马歇尔因中共发表“七七宣言”,颇受刺激,彼明知欲使共党接受其调处,已无希望,但仍一意对共党迁就,并不断对我施用压力,始终坚持其不用武力之主张,而置我国存亡绝续于不顾。至可痛惜也![179]

时隔半个多世纪后的今天,客观地说,蒋介石拒绝马歇尔“调停”与毛泽东在1949年过江前夕不听从斯大林的“劝阻”的性质是一样,目的都是要避免中国出现“南北朝”局面,尽管他与毛泽东分别代表的阶级之间势不两立,但在国家统一的问题上,他们两人都表现出与美苏霸权主义不妥协的勇气。两个人在中国统一问题上的差别只在于他们代表国内不同的阶级利益及由此带来的不同的中国前途。今天不难假设,如果当年蒋介石取胜,他的政府带给中国的前途只能是尼赫鲁带给印度的那种“拉美化”的中国。而毛泽东领导的共产党则带给中国的是一个有独立国民经济体系支撑的独立自主的国家。毛泽东曾评价蒋介石说,“他这个人是亲美派,但是亲美亲到要把他那点东西搞垮,他就不赞成”,“美国人力图把蒋介石的‘中华民国’变成附庸国甚至托管地,蒋介石拼死也要保持自己的半独立性”。[180]

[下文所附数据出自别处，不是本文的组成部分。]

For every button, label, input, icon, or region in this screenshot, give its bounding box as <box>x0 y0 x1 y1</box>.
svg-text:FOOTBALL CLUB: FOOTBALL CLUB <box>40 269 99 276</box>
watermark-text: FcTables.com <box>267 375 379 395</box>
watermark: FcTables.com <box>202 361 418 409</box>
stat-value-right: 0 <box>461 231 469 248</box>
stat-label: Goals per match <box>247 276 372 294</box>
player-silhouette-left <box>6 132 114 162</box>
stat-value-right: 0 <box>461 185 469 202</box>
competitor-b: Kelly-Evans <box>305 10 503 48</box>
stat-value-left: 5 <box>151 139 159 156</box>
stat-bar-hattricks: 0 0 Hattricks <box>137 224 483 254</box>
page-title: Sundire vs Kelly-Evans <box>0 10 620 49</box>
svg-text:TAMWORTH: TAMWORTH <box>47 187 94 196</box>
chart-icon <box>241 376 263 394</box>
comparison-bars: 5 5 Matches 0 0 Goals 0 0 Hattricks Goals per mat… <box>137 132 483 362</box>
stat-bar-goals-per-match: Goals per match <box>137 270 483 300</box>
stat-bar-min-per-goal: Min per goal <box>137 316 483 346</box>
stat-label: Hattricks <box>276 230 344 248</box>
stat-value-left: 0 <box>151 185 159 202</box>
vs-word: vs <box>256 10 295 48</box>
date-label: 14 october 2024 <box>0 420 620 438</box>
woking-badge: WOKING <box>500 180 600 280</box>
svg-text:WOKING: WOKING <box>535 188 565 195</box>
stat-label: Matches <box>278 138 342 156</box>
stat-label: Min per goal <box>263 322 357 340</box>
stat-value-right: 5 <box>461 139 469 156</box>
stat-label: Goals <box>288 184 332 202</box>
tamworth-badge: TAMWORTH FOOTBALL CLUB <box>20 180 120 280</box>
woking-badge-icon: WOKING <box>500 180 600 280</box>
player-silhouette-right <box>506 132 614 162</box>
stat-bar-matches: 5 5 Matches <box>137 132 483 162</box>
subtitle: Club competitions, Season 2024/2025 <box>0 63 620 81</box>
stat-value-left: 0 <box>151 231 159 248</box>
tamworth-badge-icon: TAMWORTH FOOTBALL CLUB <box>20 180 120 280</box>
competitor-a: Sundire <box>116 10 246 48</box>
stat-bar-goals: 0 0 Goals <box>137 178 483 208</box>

然而,即使蒋介石的这点“半独立性”马歇尔也不允许,马歇尔要求的是中国事实上的南北“分治”。马歇尔在当月写给杜鲁门的信中作出为实现美国在华利益不惜“换马”的暗示。杜鲁门在回忆录中说:

当我阅读马歇尔报告时,国民党和共产党双方都有一些人愿意根据一个和平解决方案来共同工作。但是双方也都有一些极端分子不要谈判,决定拿武力来解决他们国家的命运。[181]蒋介石委员长自己则似乎介于这两类人之间。在今年春季,他周围的温和派的影响无疑是占了上风,他同意做些让步,尽管表现出了不十分甘心情愿的样子。然而,现在看来好像是极端的军队集团得势,他不再愿意再听取马歇尔的忠告了。[182]

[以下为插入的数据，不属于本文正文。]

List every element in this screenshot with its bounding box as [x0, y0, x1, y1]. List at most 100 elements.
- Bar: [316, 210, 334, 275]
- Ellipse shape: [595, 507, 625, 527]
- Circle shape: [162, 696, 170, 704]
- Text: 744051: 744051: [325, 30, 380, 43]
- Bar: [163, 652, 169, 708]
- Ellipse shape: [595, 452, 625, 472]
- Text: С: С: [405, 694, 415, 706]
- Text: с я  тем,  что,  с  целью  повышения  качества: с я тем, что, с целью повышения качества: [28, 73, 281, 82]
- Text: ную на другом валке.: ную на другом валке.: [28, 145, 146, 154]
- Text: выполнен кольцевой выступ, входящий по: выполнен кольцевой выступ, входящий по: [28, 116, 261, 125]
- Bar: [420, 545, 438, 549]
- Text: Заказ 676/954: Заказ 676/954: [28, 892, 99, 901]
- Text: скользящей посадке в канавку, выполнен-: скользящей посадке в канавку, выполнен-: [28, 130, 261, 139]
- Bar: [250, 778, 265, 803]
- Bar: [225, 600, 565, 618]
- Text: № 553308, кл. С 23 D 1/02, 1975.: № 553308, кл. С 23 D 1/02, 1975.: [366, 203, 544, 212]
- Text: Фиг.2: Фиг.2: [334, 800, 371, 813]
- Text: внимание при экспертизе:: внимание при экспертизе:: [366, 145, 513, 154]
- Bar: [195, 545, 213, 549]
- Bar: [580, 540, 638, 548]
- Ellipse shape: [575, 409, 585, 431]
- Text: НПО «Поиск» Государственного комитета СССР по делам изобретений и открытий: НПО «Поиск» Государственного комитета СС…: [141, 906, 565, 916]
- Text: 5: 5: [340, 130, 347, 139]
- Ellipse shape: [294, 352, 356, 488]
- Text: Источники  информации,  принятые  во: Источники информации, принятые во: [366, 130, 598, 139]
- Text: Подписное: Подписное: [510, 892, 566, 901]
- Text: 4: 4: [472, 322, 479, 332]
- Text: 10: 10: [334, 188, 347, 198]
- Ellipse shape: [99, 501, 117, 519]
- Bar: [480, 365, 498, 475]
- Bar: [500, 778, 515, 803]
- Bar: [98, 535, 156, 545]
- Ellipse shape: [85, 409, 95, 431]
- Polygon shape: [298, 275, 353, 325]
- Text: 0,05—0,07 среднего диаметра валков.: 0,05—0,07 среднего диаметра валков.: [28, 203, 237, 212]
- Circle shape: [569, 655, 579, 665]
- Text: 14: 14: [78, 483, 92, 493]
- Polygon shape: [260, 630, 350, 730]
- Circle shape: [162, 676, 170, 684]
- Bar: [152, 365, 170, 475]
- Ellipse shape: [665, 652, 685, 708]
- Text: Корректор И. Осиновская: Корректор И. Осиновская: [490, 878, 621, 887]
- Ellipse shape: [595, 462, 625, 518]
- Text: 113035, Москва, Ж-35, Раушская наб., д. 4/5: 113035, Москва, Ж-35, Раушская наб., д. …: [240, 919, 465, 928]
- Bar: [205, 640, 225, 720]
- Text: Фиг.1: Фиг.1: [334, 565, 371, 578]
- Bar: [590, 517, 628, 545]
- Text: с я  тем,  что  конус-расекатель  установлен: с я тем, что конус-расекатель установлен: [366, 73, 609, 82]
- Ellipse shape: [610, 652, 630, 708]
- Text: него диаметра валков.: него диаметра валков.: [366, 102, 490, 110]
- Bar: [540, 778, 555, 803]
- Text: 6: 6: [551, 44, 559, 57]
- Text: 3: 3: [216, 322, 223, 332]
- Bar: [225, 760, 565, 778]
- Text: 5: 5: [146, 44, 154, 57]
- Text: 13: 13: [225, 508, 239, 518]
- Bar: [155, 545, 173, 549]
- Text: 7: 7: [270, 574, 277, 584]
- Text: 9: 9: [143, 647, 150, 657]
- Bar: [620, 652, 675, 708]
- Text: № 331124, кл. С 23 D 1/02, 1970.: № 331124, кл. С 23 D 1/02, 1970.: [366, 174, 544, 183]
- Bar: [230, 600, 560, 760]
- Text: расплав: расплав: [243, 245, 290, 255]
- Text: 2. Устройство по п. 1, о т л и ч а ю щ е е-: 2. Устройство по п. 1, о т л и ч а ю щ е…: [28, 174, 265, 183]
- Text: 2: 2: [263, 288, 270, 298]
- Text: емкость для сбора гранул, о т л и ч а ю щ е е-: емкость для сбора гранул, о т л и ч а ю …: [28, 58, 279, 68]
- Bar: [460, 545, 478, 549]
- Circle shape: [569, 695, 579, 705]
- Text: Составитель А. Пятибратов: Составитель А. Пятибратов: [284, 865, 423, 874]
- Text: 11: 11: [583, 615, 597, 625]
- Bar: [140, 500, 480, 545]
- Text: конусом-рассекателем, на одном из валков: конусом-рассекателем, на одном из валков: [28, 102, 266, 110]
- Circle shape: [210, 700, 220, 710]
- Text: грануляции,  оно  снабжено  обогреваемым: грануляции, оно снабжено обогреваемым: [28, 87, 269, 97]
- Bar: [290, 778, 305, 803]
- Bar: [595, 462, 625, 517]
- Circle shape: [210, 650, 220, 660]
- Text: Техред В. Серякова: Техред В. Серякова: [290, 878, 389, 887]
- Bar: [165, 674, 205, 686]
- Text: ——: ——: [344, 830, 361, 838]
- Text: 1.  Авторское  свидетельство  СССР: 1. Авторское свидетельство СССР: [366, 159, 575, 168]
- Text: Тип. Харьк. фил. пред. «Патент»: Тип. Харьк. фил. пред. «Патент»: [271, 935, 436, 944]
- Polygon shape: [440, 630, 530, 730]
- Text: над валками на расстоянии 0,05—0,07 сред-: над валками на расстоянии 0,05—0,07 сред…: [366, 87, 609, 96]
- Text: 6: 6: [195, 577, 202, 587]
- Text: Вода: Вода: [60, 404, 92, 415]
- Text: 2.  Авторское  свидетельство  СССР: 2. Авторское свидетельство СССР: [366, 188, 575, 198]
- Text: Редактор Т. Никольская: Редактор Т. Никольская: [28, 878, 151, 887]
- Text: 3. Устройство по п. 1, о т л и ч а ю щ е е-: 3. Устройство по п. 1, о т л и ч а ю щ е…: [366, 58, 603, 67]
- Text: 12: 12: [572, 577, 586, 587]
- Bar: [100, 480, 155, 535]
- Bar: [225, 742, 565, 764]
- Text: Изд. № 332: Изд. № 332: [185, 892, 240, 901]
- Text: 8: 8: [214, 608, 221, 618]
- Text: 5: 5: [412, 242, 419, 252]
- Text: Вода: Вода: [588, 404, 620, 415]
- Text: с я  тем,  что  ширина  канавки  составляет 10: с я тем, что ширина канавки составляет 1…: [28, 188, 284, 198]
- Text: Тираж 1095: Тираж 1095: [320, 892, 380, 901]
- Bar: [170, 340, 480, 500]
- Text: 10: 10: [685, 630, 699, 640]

在得到马歇尔同意后,杜鲁门决定亲自向蒋介石施加更大的压力。8月10日,杜鲁门让中国驻美大使将一封长信转交蒋介石。在信的结尾处,杜鲁门威胁道:

除非在和平解决中国国内问题上,确保在短期内有着真正的进展,否则就不能期望美国舆论会继续以无私的态度来对付你们的国家。而且我有对美国人民重新说明和解释美国立场的必要。

我真诚地希望能在最近的将来,得到阁下的令人鼓舞的好消息,以期促成我们共同宣布的目标。[183]

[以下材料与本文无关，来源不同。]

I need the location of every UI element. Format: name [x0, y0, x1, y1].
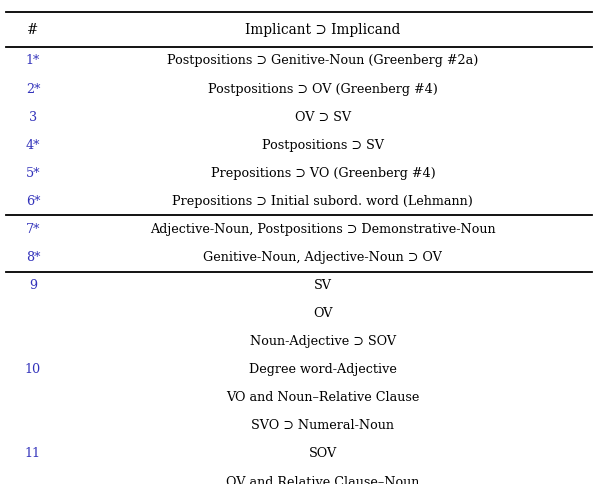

全信读后给人的感觉似乎是杜鲁门在给蒋介石下逐客令,意即如不能“在最近的将来”停止内战,美不仅将重新考虑对华援助,而且美国不惜“换马”也要达到“停战”的目的。[184]此时,杜鲁门“停战”的潜台词与马歇尔一样,就是让蒋介石放弃东北,与共产党以长城为界形成南北朝。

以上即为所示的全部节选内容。